Racial and ethnic health inequities have long defined health and the healthcare system in the United States (Bailey et al., 2017; Okonkwo et al., 2020). The Institute of Medicine's (now re-named the National Academy of Medicine) book titled Unequal Treatment: Confronting Racial and Ethnic Disparities in Health Care (Smedley et al., 2003) was a landmark publication that placed these disparities in the forefront. The report demonstrated that racial and ethnic disparities in health care, with few exceptions, were consistent across a range of illnesses and healthcare services. Today, as in 2003, race, ethnicity, and culture sharply divide the health and health care in the United States.

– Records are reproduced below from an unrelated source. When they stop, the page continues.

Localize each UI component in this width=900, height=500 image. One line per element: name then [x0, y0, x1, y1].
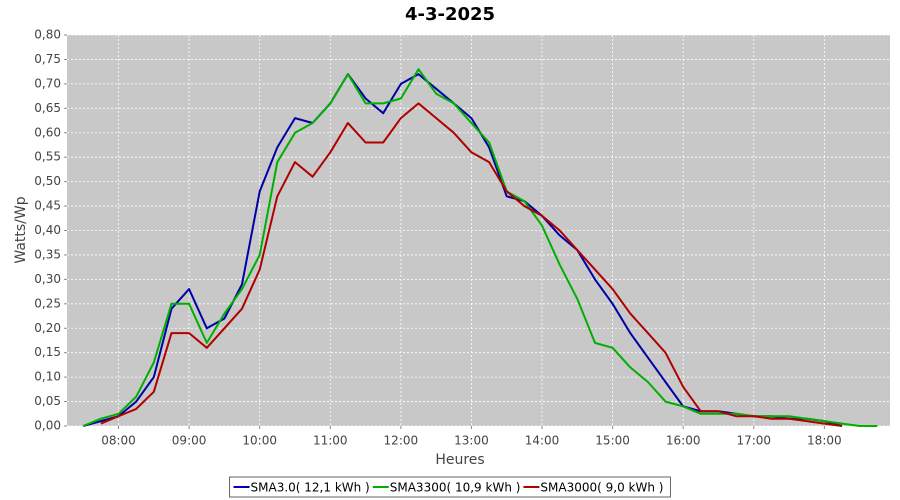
x-tick-label: 12:00 [384, 434, 419, 448]
y-tick-label: 0,80 [34, 28, 61, 42]
x-tick-label: 15:00 [595, 434, 630, 448]
y-tick-label: 0,20 [34, 321, 61, 335]
y-axis-label: Watts/Wp [13, 196, 29, 263]
y-tick-label: 0,70 [34, 76, 61, 90]
x-tick-label: 13:00 [454, 434, 489, 448]
legend-label: SMA3300( 10,9 kWh ) [390, 481, 521, 495]
legend-label: SMA3000( 9,0 kWh ) [540, 481, 663, 495]
x-tick-label: 09:00 [172, 434, 207, 448]
x-tick-label: 14:00 [525, 434, 560, 448]
y-tick-label: 0,60 [34, 125, 61, 139]
x-axis-label: Heures [435, 452, 484, 468]
legend [229, 476, 671, 498]
x-tick-label: 17:00 [736, 434, 771, 448]
y-tick-label: 0,35 [34, 247, 61, 261]
y-tick-label: 0,00 [34, 419, 61, 433]
y-tick-label: 0,25 [34, 296, 61, 310]
y-tick-label: 0,15 [34, 345, 61, 359]
y-tick-label: 0,10 [34, 370, 61, 384]
x-tick-label: 10:00 [242, 434, 277, 448]
y-tick-label: 0,50 [34, 174, 61, 188]
y-tick-label: 0,55 [34, 150, 61, 164]
legend-label: SMA3.0( 12,1 kWh ) [251, 481, 370, 495]
y-tick-label: 0,45 [34, 199, 61, 213]
plot-area [67, 35, 890, 426]
y-tick-label: 0,75 [34, 52, 61, 66]
series-line [82, 68, 878, 427]
y-tick-label: 0,40 [34, 223, 61, 237]
y-tick-label: 0,65 [34, 101, 61, 115]
series-line [100, 102, 843, 427]
x-tick-label: 11:00 [313, 434, 348, 448]
x-tick-label: 08:00 [101, 434, 136, 448]
y-tick-label: 0,05 [34, 394, 61, 408]
x-tick-label: 18:00 [807, 434, 842, 448]
chart-title: 4-3-2025 [405, 4, 495, 25]
x-tick-label: 16:00 [666, 434, 701, 448]
y-tick-label: 0,30 [34, 272, 61, 286]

Each year, the Agency for Health Research and Quality publishes the National Healthcare Quality and Disparities Report that reports the current status of access to care, the quality of health care provided, and the health disparities seen in the United States. This year's report noted that some disparities from 2000 have decreased according to 2016-2017 data; however, disparities persist especially for poor and uninsured populations (Agency for Health Research and Quality, 2019). Much of the data reported are based on race, ethnicity, and socioeconomic status. What the quality and disparities report data tell us is there isn't health equity in the United States among different races and ethnicities. Equity is the absence of avoidable, unfair, or remediable differences among groups of people, whether those groups are defined socially, economically, demographically, or geographically or by other means. "Health equity" implies that everyone should have a fair opportunity to attain their full health potential and that no one should be disadvantaged from achieving this potential (World Health Organization, 2020a).
In the 1990s, the term health disparity was coined in the United States (Braveman, 2014). If you look up the word disparity, it simply means a difference or a variation. There are differences in health care that are not disparities. For example, it is likely that the treatment of a 90-year-old person with cancer would differ from the treatment of a 30-year-old. That would be a health difference, but not considered a health disparity. HealthyPeople (2020) has defined a health disparity as:
[horizontal ellipsis]a particular type of health difference that is closely linked with economic, social, or environmental disadvantage. Health disparities adversely affect groups of people who have systematically experienced greater social or economic obstacles to health based on their racial or ethnic group, religion, socioeconomic status, gender, age, or mental health; cognitive, sensory or physical disability; sexual orientation or gender identity; geographic location; or other characteristics historically linked to discrimination or exclusion.
The first part of the definition makes sense. Research confirms that social determinants of health are linked to health outcomes. Social determinants are the conditions in which people are born, grow, live, work, and age (World Health Organization, 2020b). Medical care is estimated to account for only 10%-20% of the modifiable contributors to healthy outcomes, whereas the remaining 80%-90% are thought to be related to the social determinants of health (Hood et al., 2016). There is a strong research base that supports the relationship of social determinants of health to health disparities. What concerns me is the last phrase, "historically linked to discrimination or exclusion." This tells me that some of the health disparities present in the United States are due to persons being discriminated against in the healthcare system. In other words, there is no health equity in the United States, and these disparities are really health inequities. Persons do not have a fair opportunity to access quality care or receive that care. This is a social justice issue. As citizens of the United States, as nurses, how can we allow that to happen?